目を覚ますとまだ辺りは薄暗かった。
そっと体を起こすと途端に布団の中から長い腕がのびてくる。
その腕に巻き取られるように布団の中に引きずり込まれながら、そっと声をかけてみた。
「カカシ先生?」
反応はない。
熟睡しているみたいだ。
無意識であろうカカシ先生の行動に知らず笑みが洩れる。
(愛されてるなあ)
付き合いはじめてかれこれ3ヶ月になるか、カカシ先生は最初と変わらずむしろ最初よりも熱烈に俺に情熱を捧げてくる。
誰かにここまで好かれるのはもちろん初めてなので戸惑いもするが、悪くない。嬉しいとすら思う。
(だけどなあ・・・)
正直言って困っているのが現状だった。
はたけカカシは非常に我侭な男なのだ。
同僚や生徒達にすら嫉妬し俺を束縛したがる。
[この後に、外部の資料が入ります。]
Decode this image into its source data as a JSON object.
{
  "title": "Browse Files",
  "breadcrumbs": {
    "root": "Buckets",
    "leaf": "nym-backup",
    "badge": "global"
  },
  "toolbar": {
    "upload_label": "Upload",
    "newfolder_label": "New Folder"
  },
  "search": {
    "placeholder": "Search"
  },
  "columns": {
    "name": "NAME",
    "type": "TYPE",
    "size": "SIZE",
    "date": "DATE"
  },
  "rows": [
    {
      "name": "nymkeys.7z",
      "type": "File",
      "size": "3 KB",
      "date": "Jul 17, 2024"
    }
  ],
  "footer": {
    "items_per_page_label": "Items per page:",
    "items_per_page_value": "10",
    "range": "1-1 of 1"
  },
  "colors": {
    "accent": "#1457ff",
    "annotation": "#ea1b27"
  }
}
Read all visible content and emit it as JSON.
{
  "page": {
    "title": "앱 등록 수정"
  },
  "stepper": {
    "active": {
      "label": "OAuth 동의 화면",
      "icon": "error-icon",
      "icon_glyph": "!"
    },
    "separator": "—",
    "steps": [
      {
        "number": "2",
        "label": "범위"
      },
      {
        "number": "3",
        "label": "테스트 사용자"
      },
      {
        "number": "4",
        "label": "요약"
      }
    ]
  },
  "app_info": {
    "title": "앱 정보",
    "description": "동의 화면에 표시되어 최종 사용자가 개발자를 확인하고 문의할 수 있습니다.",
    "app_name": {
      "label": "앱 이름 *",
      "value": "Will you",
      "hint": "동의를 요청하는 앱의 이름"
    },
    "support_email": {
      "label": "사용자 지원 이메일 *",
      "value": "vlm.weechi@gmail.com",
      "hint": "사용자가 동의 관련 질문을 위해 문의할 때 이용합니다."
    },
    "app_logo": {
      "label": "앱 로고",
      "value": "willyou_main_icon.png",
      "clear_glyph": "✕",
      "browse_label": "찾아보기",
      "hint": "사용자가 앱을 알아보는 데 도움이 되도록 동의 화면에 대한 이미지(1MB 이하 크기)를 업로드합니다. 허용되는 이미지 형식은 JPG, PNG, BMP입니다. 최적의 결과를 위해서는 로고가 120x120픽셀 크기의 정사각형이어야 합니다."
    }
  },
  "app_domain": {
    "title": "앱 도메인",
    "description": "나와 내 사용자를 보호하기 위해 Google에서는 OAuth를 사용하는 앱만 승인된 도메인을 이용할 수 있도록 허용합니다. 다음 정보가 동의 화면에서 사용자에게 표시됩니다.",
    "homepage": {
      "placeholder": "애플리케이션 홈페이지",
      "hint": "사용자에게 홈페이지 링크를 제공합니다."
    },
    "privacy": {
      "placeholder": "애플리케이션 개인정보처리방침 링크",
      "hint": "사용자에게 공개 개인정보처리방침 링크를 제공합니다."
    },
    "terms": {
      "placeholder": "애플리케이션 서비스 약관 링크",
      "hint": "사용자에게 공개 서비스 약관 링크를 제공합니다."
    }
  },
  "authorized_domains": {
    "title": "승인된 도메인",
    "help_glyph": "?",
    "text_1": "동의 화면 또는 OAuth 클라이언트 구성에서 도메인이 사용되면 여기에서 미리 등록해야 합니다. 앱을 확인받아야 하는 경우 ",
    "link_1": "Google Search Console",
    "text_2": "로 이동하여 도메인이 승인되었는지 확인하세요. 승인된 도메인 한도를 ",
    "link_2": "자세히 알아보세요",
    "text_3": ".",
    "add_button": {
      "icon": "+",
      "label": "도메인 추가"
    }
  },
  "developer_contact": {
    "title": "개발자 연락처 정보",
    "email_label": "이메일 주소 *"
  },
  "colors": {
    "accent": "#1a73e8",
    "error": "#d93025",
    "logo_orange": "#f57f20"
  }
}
仕事以外で同僚と飲みに行くなど言語同断。ちょっとでも帰りが遅くなると異常な程
心配する(というか迎えにくる)。思い込みが激しく我が道をつっぱしるくせに繊細。
それに加えて、暇さえあればセックスを求めてくる。
しかもちょっとでも拒絶すれば逆ギレを起されそれこそ夜も眠らせて貰えない。
恋人同士の可愛い我侭どころの騒ぎではないのだ。
カカシ先生には、そういう行為を止めて欲しいと注意するが、まったく聞く耳もっちゃいない。
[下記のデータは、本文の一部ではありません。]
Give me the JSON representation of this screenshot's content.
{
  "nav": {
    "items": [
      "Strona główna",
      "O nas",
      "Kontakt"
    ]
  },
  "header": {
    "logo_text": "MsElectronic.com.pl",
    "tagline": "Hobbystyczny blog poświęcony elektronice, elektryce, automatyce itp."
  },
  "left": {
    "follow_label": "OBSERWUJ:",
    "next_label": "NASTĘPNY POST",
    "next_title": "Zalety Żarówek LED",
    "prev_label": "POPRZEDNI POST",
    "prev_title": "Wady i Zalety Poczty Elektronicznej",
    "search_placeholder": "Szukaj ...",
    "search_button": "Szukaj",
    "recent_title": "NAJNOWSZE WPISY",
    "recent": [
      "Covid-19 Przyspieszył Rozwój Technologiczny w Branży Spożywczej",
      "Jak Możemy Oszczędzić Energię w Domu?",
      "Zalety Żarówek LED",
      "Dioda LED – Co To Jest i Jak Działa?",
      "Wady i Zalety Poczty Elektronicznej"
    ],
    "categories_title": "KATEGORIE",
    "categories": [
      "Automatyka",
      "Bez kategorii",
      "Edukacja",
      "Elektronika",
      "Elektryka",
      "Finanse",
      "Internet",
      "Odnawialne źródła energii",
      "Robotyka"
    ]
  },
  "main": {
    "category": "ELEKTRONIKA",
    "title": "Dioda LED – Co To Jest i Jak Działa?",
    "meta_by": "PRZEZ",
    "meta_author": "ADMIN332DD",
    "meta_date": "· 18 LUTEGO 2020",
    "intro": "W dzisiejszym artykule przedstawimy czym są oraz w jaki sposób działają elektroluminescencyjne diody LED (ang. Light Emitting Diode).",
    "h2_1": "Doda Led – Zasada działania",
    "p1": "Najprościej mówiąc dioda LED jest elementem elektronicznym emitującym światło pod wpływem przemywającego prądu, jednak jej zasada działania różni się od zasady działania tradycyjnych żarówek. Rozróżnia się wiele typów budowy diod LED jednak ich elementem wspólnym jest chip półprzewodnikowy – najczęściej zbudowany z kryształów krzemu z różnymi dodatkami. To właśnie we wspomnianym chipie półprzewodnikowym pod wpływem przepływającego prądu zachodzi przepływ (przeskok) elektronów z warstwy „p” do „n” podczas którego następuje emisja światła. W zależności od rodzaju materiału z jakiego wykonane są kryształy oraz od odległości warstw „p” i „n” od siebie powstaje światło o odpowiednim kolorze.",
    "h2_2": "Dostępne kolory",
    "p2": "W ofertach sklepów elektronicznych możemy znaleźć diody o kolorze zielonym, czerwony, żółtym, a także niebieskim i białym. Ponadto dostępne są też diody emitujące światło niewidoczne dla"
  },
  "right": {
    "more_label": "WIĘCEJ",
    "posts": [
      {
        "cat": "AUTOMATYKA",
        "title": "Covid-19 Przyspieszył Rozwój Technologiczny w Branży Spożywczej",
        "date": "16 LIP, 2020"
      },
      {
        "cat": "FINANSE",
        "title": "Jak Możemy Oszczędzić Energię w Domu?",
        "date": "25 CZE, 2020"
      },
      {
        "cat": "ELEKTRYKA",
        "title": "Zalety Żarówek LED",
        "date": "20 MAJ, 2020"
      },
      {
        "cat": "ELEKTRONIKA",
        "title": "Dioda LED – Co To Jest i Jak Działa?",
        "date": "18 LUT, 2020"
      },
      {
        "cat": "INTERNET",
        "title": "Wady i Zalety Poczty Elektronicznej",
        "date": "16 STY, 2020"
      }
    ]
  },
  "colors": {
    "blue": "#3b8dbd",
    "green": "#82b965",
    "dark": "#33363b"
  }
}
「はい」と良い子の返事だけはしといて2秒もたてばすぐにまとわりついてくる。
子供みたいな人だからと自分に言い聞かせても、上忍の力は持っているんだから厄介だ。
口で言っても駄目。言い過ぎたら逆ギレを起される。だからと言って力ずくでどうこう出きる相手ではない。
俺は日々疲れ果てていた。
そんな時偶然目にしたのがあの親子喧嘩だ。
娘の我侭を父親は実にうまく制していた。
目には目を、歯には歯を。
我侭には我侭を。
「試してみるか」
カカシ先生の日頃の我侭にどれだけ被害を被っているかカカシ先生自身に経験させてやろう。
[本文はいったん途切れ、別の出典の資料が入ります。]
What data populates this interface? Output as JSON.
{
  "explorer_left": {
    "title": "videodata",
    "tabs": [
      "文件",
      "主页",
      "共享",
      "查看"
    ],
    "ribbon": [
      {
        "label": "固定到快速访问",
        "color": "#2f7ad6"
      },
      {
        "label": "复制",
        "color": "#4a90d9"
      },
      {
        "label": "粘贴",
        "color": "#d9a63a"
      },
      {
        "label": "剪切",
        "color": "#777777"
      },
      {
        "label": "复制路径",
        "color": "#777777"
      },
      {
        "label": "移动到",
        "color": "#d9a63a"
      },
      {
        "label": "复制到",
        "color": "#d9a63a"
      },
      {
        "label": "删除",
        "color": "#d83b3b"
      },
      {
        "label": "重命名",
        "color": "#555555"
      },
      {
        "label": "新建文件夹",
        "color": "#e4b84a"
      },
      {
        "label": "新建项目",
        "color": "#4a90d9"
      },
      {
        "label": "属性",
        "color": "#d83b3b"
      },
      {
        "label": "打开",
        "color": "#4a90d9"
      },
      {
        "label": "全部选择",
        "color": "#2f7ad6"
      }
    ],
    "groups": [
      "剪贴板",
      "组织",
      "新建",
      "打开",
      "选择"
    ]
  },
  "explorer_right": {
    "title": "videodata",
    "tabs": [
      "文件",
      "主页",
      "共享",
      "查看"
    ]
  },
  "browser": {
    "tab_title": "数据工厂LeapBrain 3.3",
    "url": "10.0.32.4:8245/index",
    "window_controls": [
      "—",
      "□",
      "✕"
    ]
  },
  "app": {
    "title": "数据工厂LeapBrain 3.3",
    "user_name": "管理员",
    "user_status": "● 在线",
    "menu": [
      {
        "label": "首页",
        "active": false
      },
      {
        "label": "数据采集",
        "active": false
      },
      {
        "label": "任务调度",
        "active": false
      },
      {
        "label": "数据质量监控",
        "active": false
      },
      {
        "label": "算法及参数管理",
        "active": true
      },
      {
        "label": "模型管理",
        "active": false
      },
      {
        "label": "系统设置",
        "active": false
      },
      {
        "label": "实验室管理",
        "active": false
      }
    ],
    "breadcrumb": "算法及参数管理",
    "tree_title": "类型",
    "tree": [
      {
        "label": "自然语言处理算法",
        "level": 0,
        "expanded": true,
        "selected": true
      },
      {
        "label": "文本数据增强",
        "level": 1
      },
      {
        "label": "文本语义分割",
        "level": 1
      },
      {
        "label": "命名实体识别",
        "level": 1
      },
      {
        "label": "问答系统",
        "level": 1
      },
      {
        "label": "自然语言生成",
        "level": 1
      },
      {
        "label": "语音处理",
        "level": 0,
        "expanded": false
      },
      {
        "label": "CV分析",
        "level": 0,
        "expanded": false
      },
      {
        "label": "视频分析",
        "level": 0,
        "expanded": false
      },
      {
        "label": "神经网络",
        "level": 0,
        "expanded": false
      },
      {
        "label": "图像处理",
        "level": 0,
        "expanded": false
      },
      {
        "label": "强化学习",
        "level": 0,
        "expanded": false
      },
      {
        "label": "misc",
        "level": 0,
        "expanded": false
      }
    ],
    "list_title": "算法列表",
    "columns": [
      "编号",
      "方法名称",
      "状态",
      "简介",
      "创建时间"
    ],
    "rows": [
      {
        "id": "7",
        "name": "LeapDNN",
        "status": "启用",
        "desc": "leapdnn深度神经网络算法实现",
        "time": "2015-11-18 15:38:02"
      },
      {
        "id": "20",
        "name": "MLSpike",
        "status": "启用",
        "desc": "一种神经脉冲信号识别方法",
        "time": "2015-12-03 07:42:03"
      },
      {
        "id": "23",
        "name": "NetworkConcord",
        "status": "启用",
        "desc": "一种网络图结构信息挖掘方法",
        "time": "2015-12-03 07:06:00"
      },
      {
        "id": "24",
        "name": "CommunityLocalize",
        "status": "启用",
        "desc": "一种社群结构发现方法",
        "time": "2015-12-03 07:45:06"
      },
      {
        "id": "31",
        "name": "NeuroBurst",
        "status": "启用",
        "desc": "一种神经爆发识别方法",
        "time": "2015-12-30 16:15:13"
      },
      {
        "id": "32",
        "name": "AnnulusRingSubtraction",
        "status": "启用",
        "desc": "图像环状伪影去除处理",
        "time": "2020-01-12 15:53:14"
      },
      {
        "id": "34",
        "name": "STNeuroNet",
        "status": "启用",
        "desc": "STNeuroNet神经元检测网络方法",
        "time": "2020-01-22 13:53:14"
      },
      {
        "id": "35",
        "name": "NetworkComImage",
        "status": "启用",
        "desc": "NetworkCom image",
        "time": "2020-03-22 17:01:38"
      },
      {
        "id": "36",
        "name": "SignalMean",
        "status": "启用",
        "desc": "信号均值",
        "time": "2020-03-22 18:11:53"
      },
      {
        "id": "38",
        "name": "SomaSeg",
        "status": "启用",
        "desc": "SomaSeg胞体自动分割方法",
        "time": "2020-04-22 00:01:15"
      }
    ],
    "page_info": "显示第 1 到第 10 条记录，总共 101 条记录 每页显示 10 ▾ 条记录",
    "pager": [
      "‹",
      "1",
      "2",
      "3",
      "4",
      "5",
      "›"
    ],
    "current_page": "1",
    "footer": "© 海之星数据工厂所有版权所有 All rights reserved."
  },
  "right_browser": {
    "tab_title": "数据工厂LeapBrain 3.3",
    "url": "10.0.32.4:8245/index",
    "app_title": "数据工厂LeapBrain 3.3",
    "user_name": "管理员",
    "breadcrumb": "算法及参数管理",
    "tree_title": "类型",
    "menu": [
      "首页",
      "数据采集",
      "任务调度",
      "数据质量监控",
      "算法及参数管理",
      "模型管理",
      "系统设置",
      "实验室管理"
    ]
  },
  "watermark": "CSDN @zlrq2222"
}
好きだからこそ、カカシ先生に我侭を言われるのが辛い。
無理をしてでも叶えてあげたくなってしまうのだ。
しかし叶えるにも限界がある。
朝出勤する度に足元に縋りつかれて「行かないで!」と叫ぶカカシ先生を置いて家を出るのは実は断腸の思いなのだ。
「見てろよ」
隣で幸せそうに眠るこの男、俺が我侭放題したらどのような反応をするだろうか。